Rutgers AI Ethics Lab's glossary entry on the ELIZA effect: the human tendency to read genuine understanding into a system that is only matching surface patterns, named after Joseph Weizenbaum's 1964 chatbot. Explains why it matters legally and ethically — people disclose more, attach emotionally, and decide based on false assumptions — and argues designs must not be built to imply empathy or consciousness.
Why I recommend it: Free, short, and from a university lab rather than a vendor — a good citation when you need a defensible definition. It is a working glossary, so entries carry a last-updated date and name no individual author; for the original argument, the further-reading link to Weizenbaum's 1976 book is free on the Internet Archive.

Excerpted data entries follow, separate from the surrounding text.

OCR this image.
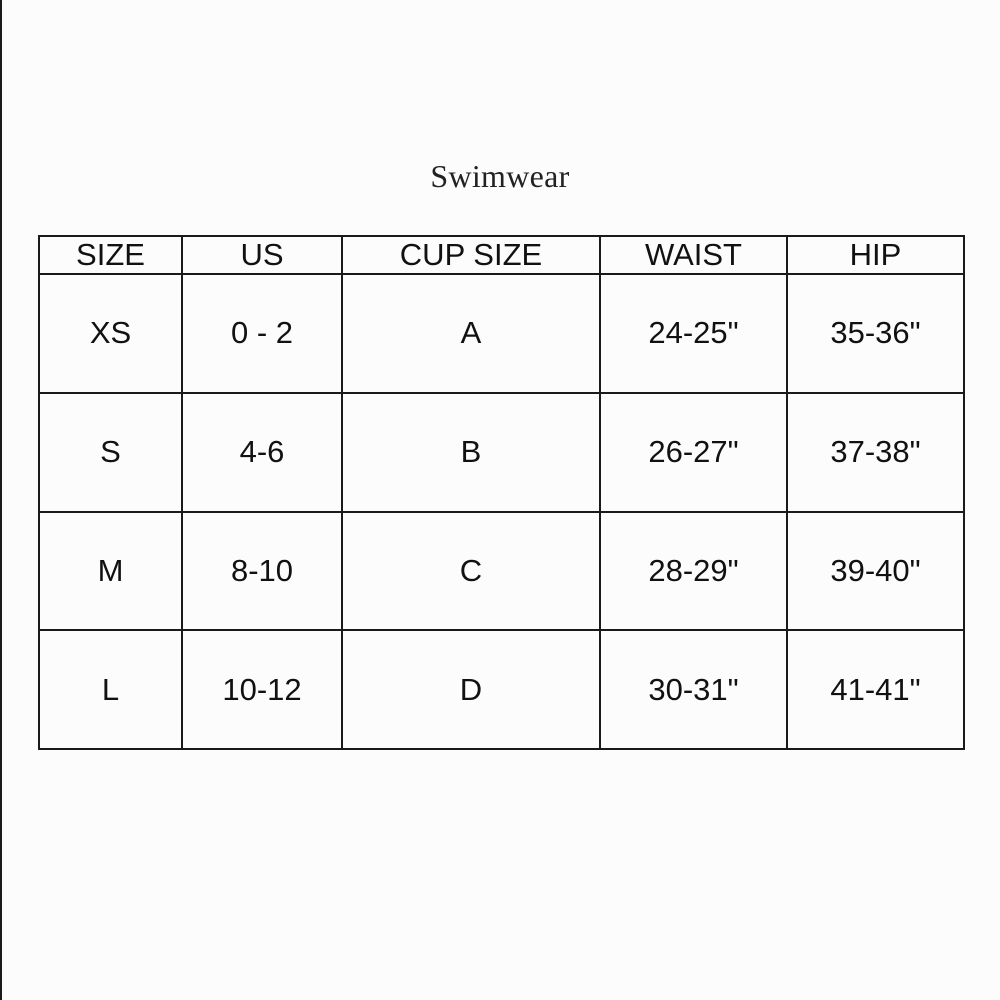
Swimwear
SIZE	US	CUP SIZE	WAIST	HIP
XS	0 - 2	A	24-25"	35-36"
S	4-6	B	26-27"	37-38"
M	8-10	C	28-29"	39-40"
L	10-12	D	30-31"	41-41"
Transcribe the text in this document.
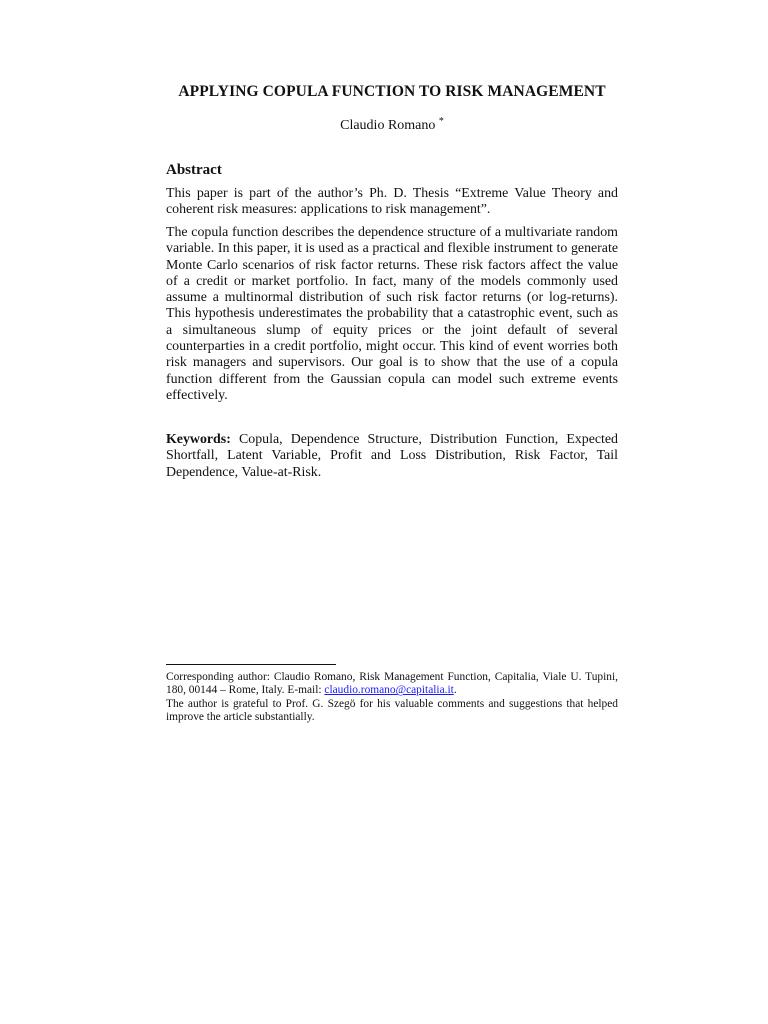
APPLYING COPULA FUNCTION TO RISK MANAGEMENT
Claudio Romano *
Abstract

This paper is part of the author’s Ph. D. Thesis “Extreme Value Theory and coherent risk measures: applications to risk management”.

The copula function describes the dependence structure of a multivariate random variable. In this paper, it is used as a practical and flexible instrument to generate Monte Carlo scenarios of risk factor returns. These risk factors affect the value of a credit or market portfolio. In fact, many of the models commonly used assume a multinormal distribution of such risk factor returns (or log-returns). This hypothesis underestimates the probability that a catastrophic event, such as a simultaneous slump of equity prices or the joint default of several counterparties in a credit portfolio, might occur. This kind of event worries both risk managers and supervisors. Our goal is to show that the use of a copula function different from the Gaussian copula can model such extreme events effectively.

Keywords: Copula, Dependence Structure, Distribution Function, Expected Shortfall, Latent Variable, Profit and Loss Distribution, Risk Factor, Tail Dependence, Value-at-Risk.

Corresponding author: Claudio Romano, Risk Management Function, Capitalia, Viale U. Tupini, 180, 00144 – Rome, Italy. E-mail: claudio.romano@capitalia.it.

The author is grateful to Prof. G. Szegö for his valuable comments and suggestions that helped improve the article substantially.
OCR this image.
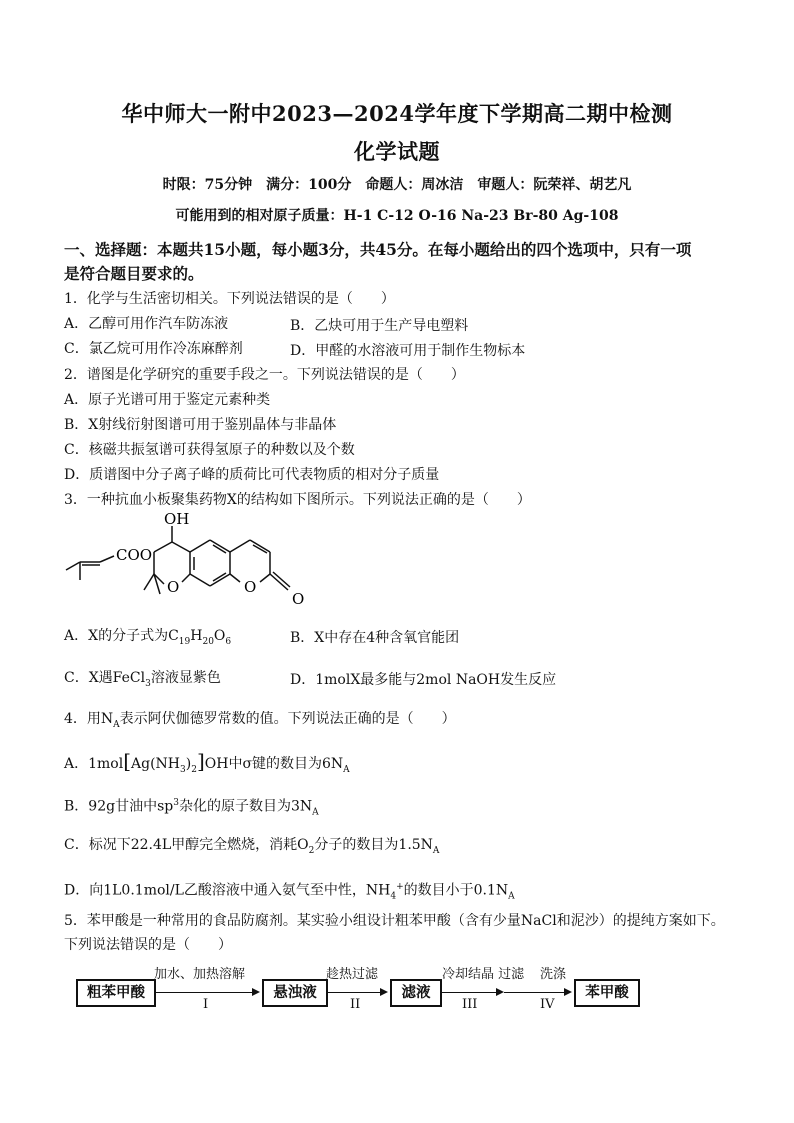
华中师大一附中2023—2024学年度下学期高二期中检测
化学试题
时限：75分钟　满分：100分　命题人：周冰洁　审题人：阮荣祥、胡艺凡
可能用到的相对原子质量：H-1 C-12 O-16 Na-23 Br-80 Ag-108
一、选择题：本题共15小题，每小题3分，共45分。在每小题给出的四个选项中，只有一项
是符合题目要求的。
1．化学与生活密切相关。下列说法错误的是（　　）
A．乙醇可用作汽车防冻液	B．乙炔可用于生产导电塑料
C．氯乙烷可用作冷冻麻醉剂	D．甲醛的水溶液可用于制作生物标本
2．谱图是化学研究的重要手段之一。下列说法错误的是（　　）
A．原子光谱可用于鉴定元素种类
B．X射线衍射图谱可用于鉴别晶体与非晶体
C．核磁共振氢谱可获得氢原子的种数以及个数
D．质谱图中分子离子峰的质荷比可代表物质的相对分子质量
3．一种抗血小板聚集药物X的结构如下图所示。下列说法正确的是（　　）
OH
COO
O	O
O
A．X的分子式为$C_{19}H_{20}O_6$	B．X中存在4种含氧官能团
C．X遇FeCl$_3$溶液显紫色	D．1molX最多能与2mol NaOH发生反应
4．用$N_A$表示阿伏伽德罗常数的值。下列说法正确的是（　　）
A．$1mol[Ag(NH_3)_2]OH$中σ键的数目为$6N_A$
B．92g甘油中$sp^3$杂化的原子数目为$3N_A$
C．标况下22.4L甲醇完全燃烧，消耗$O_2$分子的数目为$1.5N_A$
D．向1L0.1mol/L乙酸溶液中通入氨气至中性，$NH_4^+$的数目小于$0.1N_A$
5．苯甲酸是一种常用的食品防腐剂。某实验小组设计粗苯甲酸（含有少量NaCl和泥沙）的提纯方案如下。
下列说法错误的是（　　）
粗苯甲酸
加水、加热溶解
I
悬浊液
趁热过滤
II
滤液
冷却结晶 过滤
III
洗涤
IV
苯甲酸
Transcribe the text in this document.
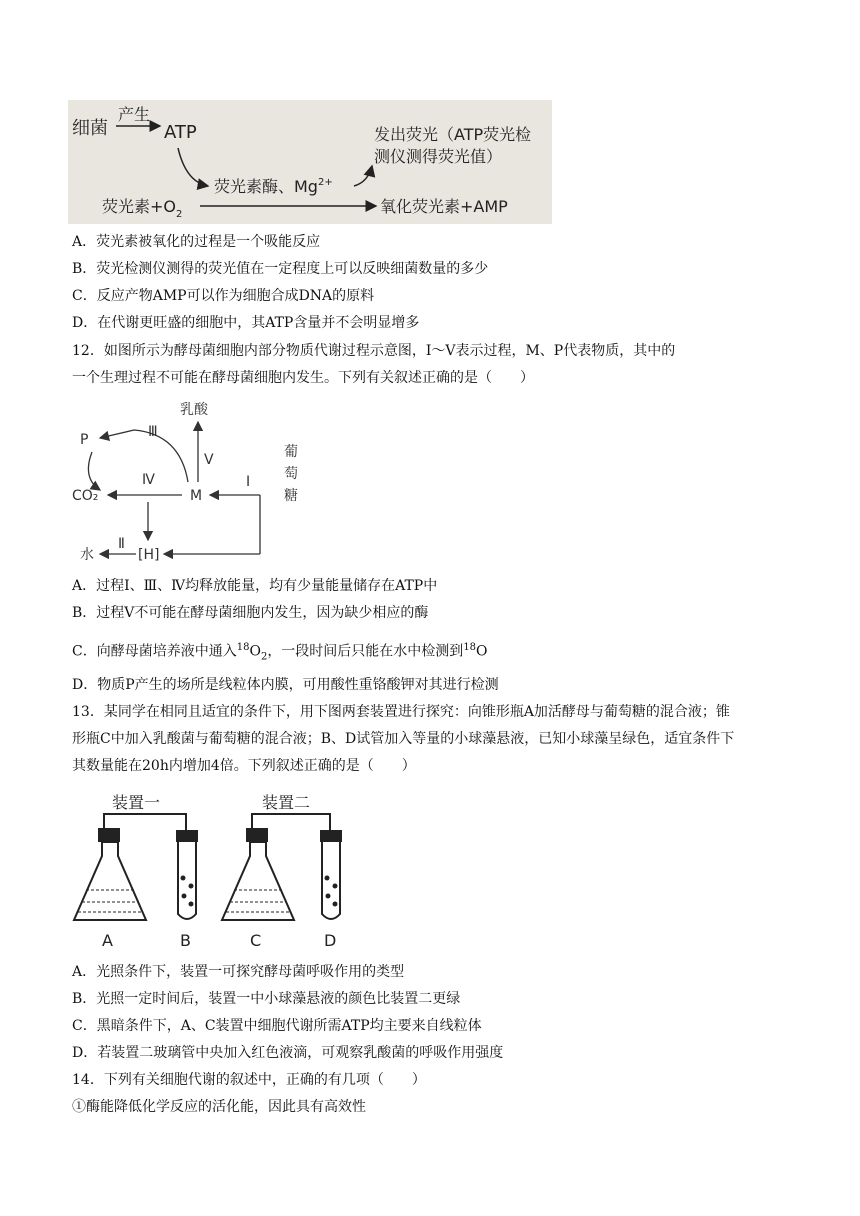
细菌
产生
ATP
荧光素酶、$Mg^{2+}$
发出荧光（ATP荧光检
测仪测得荧光值）
荧光素$+O_2$	氧化荧光素+AMP
A．荧光素被氧化的过程是一个吸能反应
B．荧光检测仪测得的荧光值在一定程度上可以反映细菌数量的多少
C．反应产物AMP可以作为细胞合成DNA的原料
D．在代谢更旺盛的细胞中，其ATP含量并不会明显增多
12．如图所示为酵母菌细胞内部分物质代谢过程示意图，Ⅰ～Ⅴ表示过程，M、P代表物质，其中的
一个生理过程不可能在酵母菌细胞内发生。下列有关叙述正确的是（　　）
乳酸
P	Ⅲ
Ⅴ
Ⅳ
CO₂	M
Ⅰ
葡
萄
糖
Ⅱ
[H]
水
A．过程Ⅰ、Ⅲ、Ⅳ均释放能量，均有少量能量储存在ATP中
B．过程Ⅴ不可能在酵母菌细胞内发生，因为缺少相应的酶
C．向酵母菌培养液中通入$^{18}O_2$，一段时间后只能在水中检测到$^{18}$O
D．物质P产生的场所是线粒体内膜，可用酸性重铬酸钾对其进行检测
13．某同学在相同且适宜的条件下，用下图两套装置进行探究：向锥形瓶A加活酵母与葡萄糖的混合液；锥
形瓶C中加入乳酸菌与葡萄糖的混合液；B、D试管加入等量的小球藻悬液，已知小球藻呈绿色，适宜条件下
其数量能在20h内增加4倍。下列叙述正确的是（　　）
装置一
A	B
装置二
C	D
A．光照条件下，装置一可探究酵母菌呼吸作用的类型
B．光照一定时间后，装置一中小球藻悬液的颜色比装置二更绿
C．黑暗条件下，A、C装置中细胞代谢所需ATP均主要来自线粒体
D．若装置二玻璃管中央加入红色液滴，可观察乳酸菌的呼吸作用强度
14．下列有关细胞代谢的叙述中，正确的有几项（　　）
①酶能降低化学反应的活化能，因此具有高效性
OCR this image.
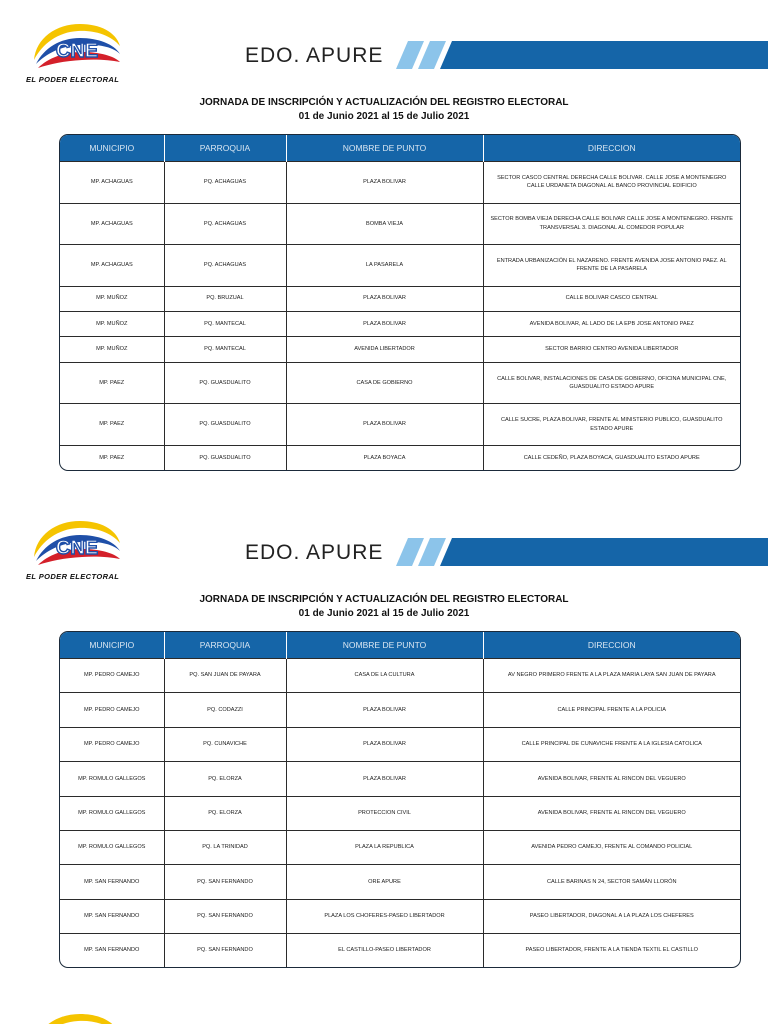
CNE
EL PODER ELECTORAL
EDO. APURE
JORNADA DE INSCRIPCIÓN Y ACTUALIZACIÓN DEL REGISTRO ELECTORAL
01 de Junio 2021 al 15 de Julio 2021
MUNICIPIO	PARROQUIA	NOMBRE DE PUNTO	DIRECCION
MP. ACHAGUAS	PQ. ACHAGUAS	PLAZA BOLIVAR	SECTOR CASCO CENTRAL DERECHA CALLE BOLIVAR. CALLE JOSE A MONTENEGRO CALLE URDANETA DIAGONAL AL BANCO PROVINCIAL EDIFICIO
MP. ACHAGUAS	PQ. ACHAGUAS	BOMBA VIEJA	SECTOR BOMBA VIEJA DERECHA CALLE BOLIVAR CALLE JOSE A MONTENEGRO. FRENTE TRANSVERSAL 3. DIAGONAL AL COMEDOR POPULAR
MP. ACHAGUAS	PQ. ACHAGUAS	LA PASARELA	ENTRADA URBANIZACIÓN EL NAZARENO. FRENTE AVENIDA JOSE ANTONIO PAEZ. AL FRENTE DE LA PASARELA
MP. MUÑOZ	PQ. BRUZUAL	PLAZA BOLIVAR	CALLE BOLIVAR CASCO CENTRAL
MP. MUÑOZ	PQ. MANTECAL	PLAZA BOLIVAR	AVENIDA BOLIVAR, AL LADO DE LA EPB JOSE ANTONIO PAEZ
MP. MUÑOZ	PQ. MANTECAL	AVENIDA LIBERTADOR	SECTOR BARRIO CENTRO AVENIDA LIBERTADOR
MP. PAEZ	PQ. GUASDUALITO	CASA DE GOBIERNO	CALLE BOLIVAR, INSTALACIONES DE CASA DE GOBIERNO, OFICINA MUNICIPAL CNE, GUASDUALITO ESTADO APURE
MP. PAEZ	PQ. GUASDUALITO	PLAZA BOLIVAR	CALLE SUCRE, PLAZA BOLIVAR, FRENTE AL MINISTERIO PUBLICO, GUASDUALITO ESTADO APURE
MP. PAEZ	PQ. GUASDUALITO	PLAZA BOYACA	CALLE CEDEÑO, PLAZA BOYACA, GUASDUALITO ESTADO APURE
CNE
EL PODER ELECTORAL
EDO. APURE
JORNADA DE INSCRIPCIÓN Y ACTUALIZACIÓN DEL REGISTRO ELECTORAL
01 de Junio 2021 al 15 de Julio 2021
MUNICIPIO	PARROQUIA	NOMBRE DE PUNTO	DIRECCION
MP. PEDRO CAMEJO	PQ. SAN JUAN DE PAYARA	CASA DE LA CULTURA	AV NEGRO PRIMERO FRENTE A LA PLAZA MARIA LAYA SAN JUAN DE PAYARA
MP. PEDRO CAMEJO	PQ. CODAZZI	PLAZA BOLIVAR	CALLE PRINCIPAL FRENTE A LA POLICIA
MP. PEDRO CAMEJO	PQ. CUNAVICHE	PLAZA BOLIVAR	CALLE PRINCIPAL DE CUNAVICHE FRENTE A LA IGLESIA CATOLICA
MP. ROMULO GALLEGOS	PQ. ELORZA	PLAZA BOLIVAR	AVENIDA BOLIVAR, FRENTE AL RINCON DEL VEGUERO
MP. ROMULO GALLEGOS	PQ. ELORZA	PROTECCION CIVIL	AVENIDA BOLIVAR, FRENTE AL RINCON DEL VEGUERO
MP. ROMULO GALLEGOS	PQ. LA TRINIDAD	PLAZA LA REPUBLICA	AVENIDA PEDRO CAMEJO, FRENTE AL COMANDO POLICIAL
MP. SAN FERNANDO	PQ. SAN FERNANDO	ORE APURE	CALLE BARINAS N 24, SECTOR SAMÁN LLORÓN
MP. SAN FERNANDO	PQ. SAN FERNANDO	PLAZA LOS CHOFERES-PASEO LIBERTADOR	PASEO LIBERTADOR, DIAGONAL A LA PLAZA LOS CHEFERES
MP. SAN FERNANDO	PQ. SAN FERNANDO	EL CASTILLO-PASEO LIBERTADOR	PASEO LIBERTADOR, FRENTE A LA TIENDA TEXTIL EL CASTILLO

Free question-and-answer site explaining AI risk arguments in plain language, founded by Rob Miles and maintained by volunteers. Answers are organised as linked questions from beginner to advanced, covering how AI is advancing, why systems may pursue goals, alignment research and AI governance. Includes Stampy, a chatbot that answers AI safety questions with sources. Open source on GitHub; run as a project of Ashgro Inc, a US 501(c)(3) charity.
Why I recommend it: The clearest free place to find out what people mean when they talk about AI risk, written so you can follow it without a technical background. Be clear about what it is: this is advocacy, not a neutral survey of the debate. The homepage opens with 'it could lead to human extinction', and the whole site is built by people who already hold that view, so you will get their strongest arguments rather than the strongest objections to them. Their own chatbot warns it can be inaccurate — check its sources before repeating anything. Read it to understand the case, then read the critics of it, and pair it with the AI Basics page here for the numbers.